Karnında kocaman bir delik vardı ve çok fazla kan kaybediyordu. Yara bir salyangozun boşluğunda iyileşiyordu ve acı dayanılmazdı. Ancak acı onun inancını ve gururunu yok edemedi.
“Söz verdim.” Seo Jun-Ho, 8. Katın Don Kraliçesi'ne ve Sung-Jun'a ne olursa olsun bu kavgayı bitireceğine söz vermişti.
“O kadar aptalsın ki ben bile sana acıyorum. Hala bir sözü tutmaya mı çalışıyorsun?”
“…Ben hiçbir zaman verdiğim sözden dönmem.”
'Sözler tutulmak için verilir.
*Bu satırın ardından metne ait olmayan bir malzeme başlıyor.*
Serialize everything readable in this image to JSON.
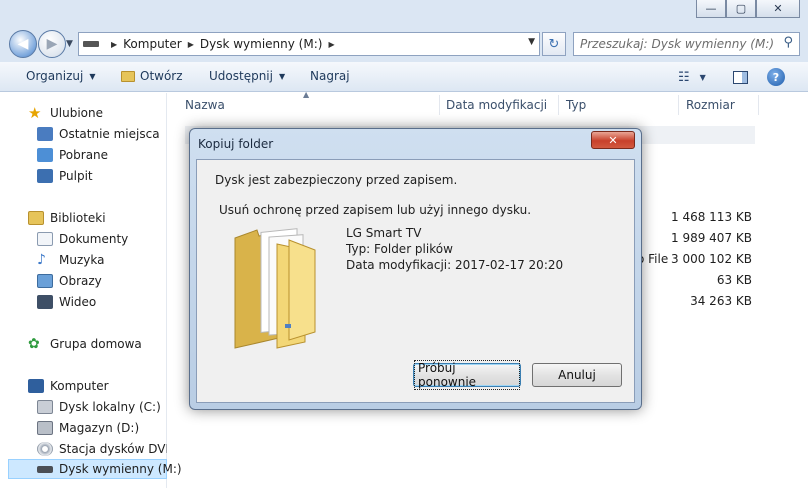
{
  "window": {
    "minimize_glyph": "—",
    "maximize_glyph": "▢",
    "close_glyph": "✕"
  },
  "address": {
    "back_glyph": "◀",
    "forward_glyph": "▶",
    "crumbs": [
      "Komputer",
      "Dysk wymienny (M:)"
    ],
    "refresh_glyph": "↻",
    "search_placeholder": "Przeszukaj: Dysk wymienny (M:)"
  },
  "toolbar": {
    "organize": "Organizuj",
    "open": "Otwórz",
    "share": "Udostępnij",
    "burn": "Nagraj",
    "help_glyph": "?"
  },
  "navpane": {
    "favorites": "Ulubione",
    "recent": "Ostatnie miejsca",
    "downloads": "Pobrane",
    "desktop": "Pulpit",
    "libraries": "Biblioteki",
    "documents": "Dokumenty",
    "music": "Muzyka",
    "pictures": "Obrazy",
    "videos": "Wideo",
    "homegroup": "Grupa domowa",
    "computer": "Komputer",
    "local_disk": "Dysk lokalny (C:)",
    "storage": "Magazyn (D:)",
    "dvd": "Stacja dysków DVD R",
    "removable": "Dysk wymienny (M:)"
  },
  "filelist": {
    "columns": [
      "Nazwa",
      "Data modyfikacji",
      "Typ",
      "Rozmiar"
    ],
    "sizes": [
      "1 468 113 KB",
      "1 989 407 KB",
      "3 000 102 KB",
      "63 KB",
      "34 263 KB"
    ],
    "partial_type": "o File"
  },
  "dialog": {
    "title": "Kopiuj folder",
    "close_glyph": "✕",
    "message1": "Dysk jest zabezpieczony przed zapisem.",
    "message2": "Usuń ochronę przed zapisem lub użyj innego dysku.",
    "item_name": "LG Smart TV",
    "item_type": "Typ: Folder plików",
    "item_date": "Data modyfikacji: 2017-02-17 20:20",
    "retry_button": "Próbuj ponownie",
    "cancel_button": "Anuluj"
  }
}
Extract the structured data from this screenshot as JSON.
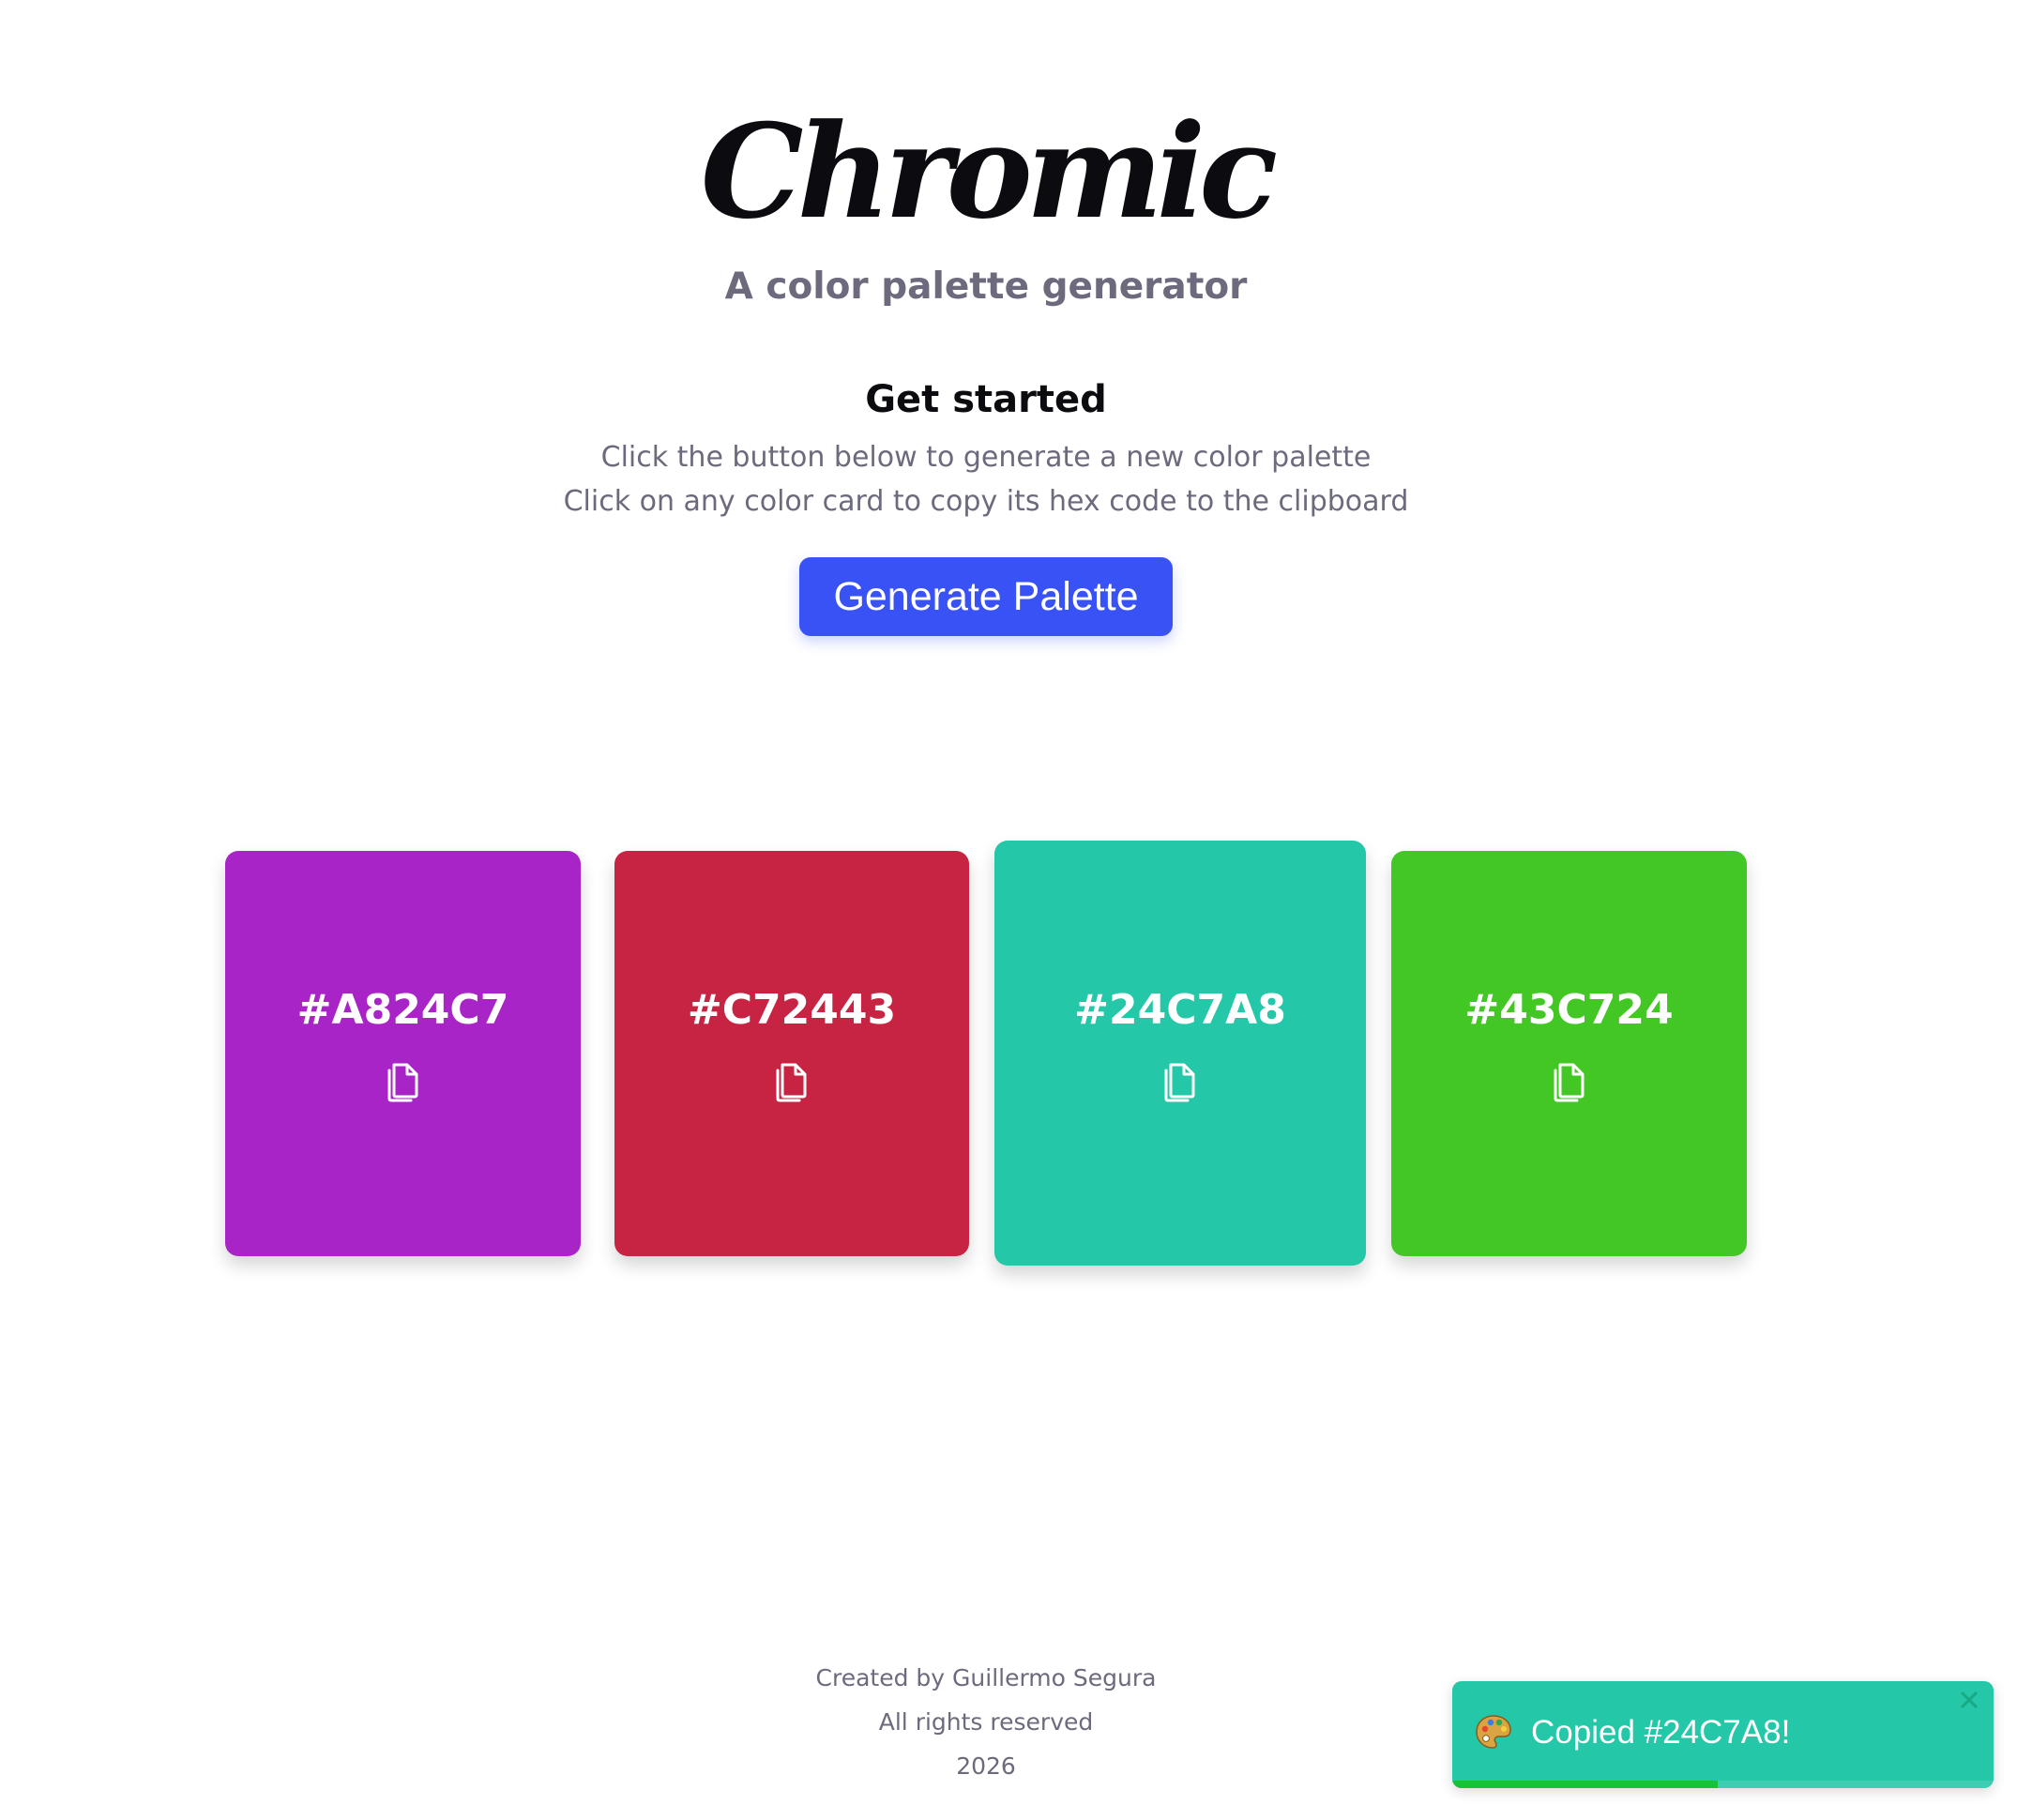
{
  "header": {
    "title": "Chromic",
    "subtitle": "A color palette generator"
  },
  "intro": {
    "heading": "Get started",
    "lines": [
      "Click the button below to generate a new color palette",
      "Click on any color card to copy its hex code to the clipboard"
    ]
  },
  "generate_button": {
    "label": "Generate Palette",
    "color": "#3852F5"
  },
  "palette": [
    {
      "hex": "#A824C7",
      "color": "#A824C7",
      "icon": "copy-icon",
      "hovered": false
    },
    {
      "hex": "#C72443",
      "color": "#C72443",
      "icon": "copy-icon",
      "hovered": false
    },
    {
      "hex": "#24C7A8",
      "color": "#24C7A8",
      "icon": "copy-icon",
      "hovered": true
    },
    {
      "hex": "#43C724",
      "color": "#43C724",
      "icon": "copy-icon",
      "hovered": false
    }
  ],
  "footer": {
    "credit": "Created by Guillermo Segura",
    "rights": "All rights reserved",
    "year": "2026"
  },
  "toast": {
    "emoji_icon": "palette-icon",
    "message": "Copied #24C7A8!",
    "background": "#24C7A8",
    "progress_color": "#16C23A",
    "progress": 0.49,
    "close_icon": "close-icon"
  }
}
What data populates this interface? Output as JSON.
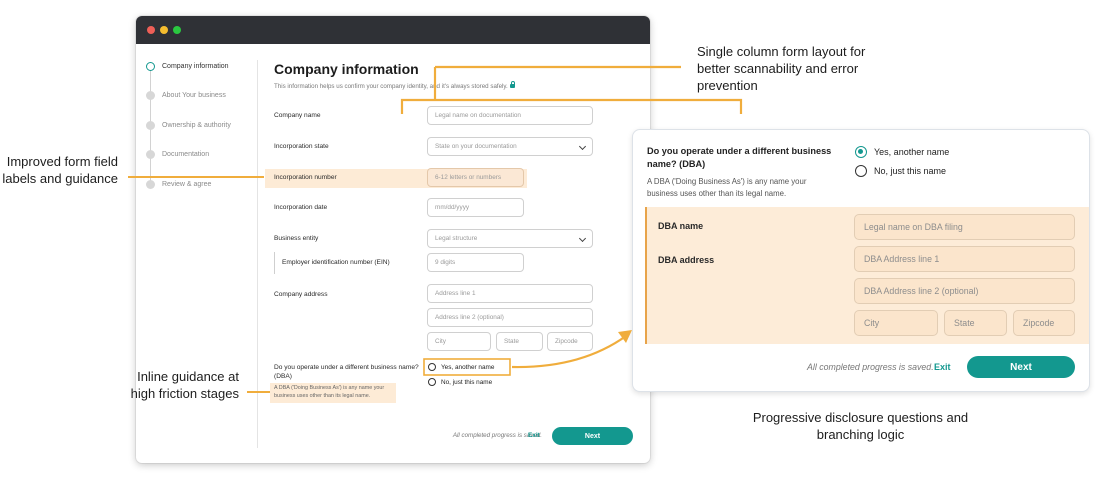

Hatta ben serçe parmağıma yemin bile ettim.'
“…” Arşidük kaşlarını çattı ve sessizleşti. Seo Jun-Ho acımasızca ona yumruk attığında ve Seo Jun-Ho onun İllüzyon Ülkesini yok ettiğinde bile böyle hissetmiyordu.
'Ama sanırım şimdi hoşnutsuzum…' Arşidük, Seo Jun-Ho'nun inancını tam olarak kavrayamadı ve buna bakmaya dayanamadı. Tiksinti ve hoşnutsuzluk hissetti, bu yüzden elini kaldırdı ve parmaklarını şıklattı.
“Artık ortadan kaybolmanın zamanı geldi.”
'Meteor Çarpması.'
İkisinin üstündeki uzayda birden fazla yarık belirdi ve bu yarıklardan yüzlerce meteorit çıktı.
“Haaa… of.” Seo Jun-Ho nefes almaya çalışıyordu ve yukarı baktığında üstündeki boşluğun yüzlerce meteorla dolu olduğunu gördü.
Meteorlar ona doğru hızla gelirken, kayan yıldızlar gibi parlak bir şekilde parlıyorlardı.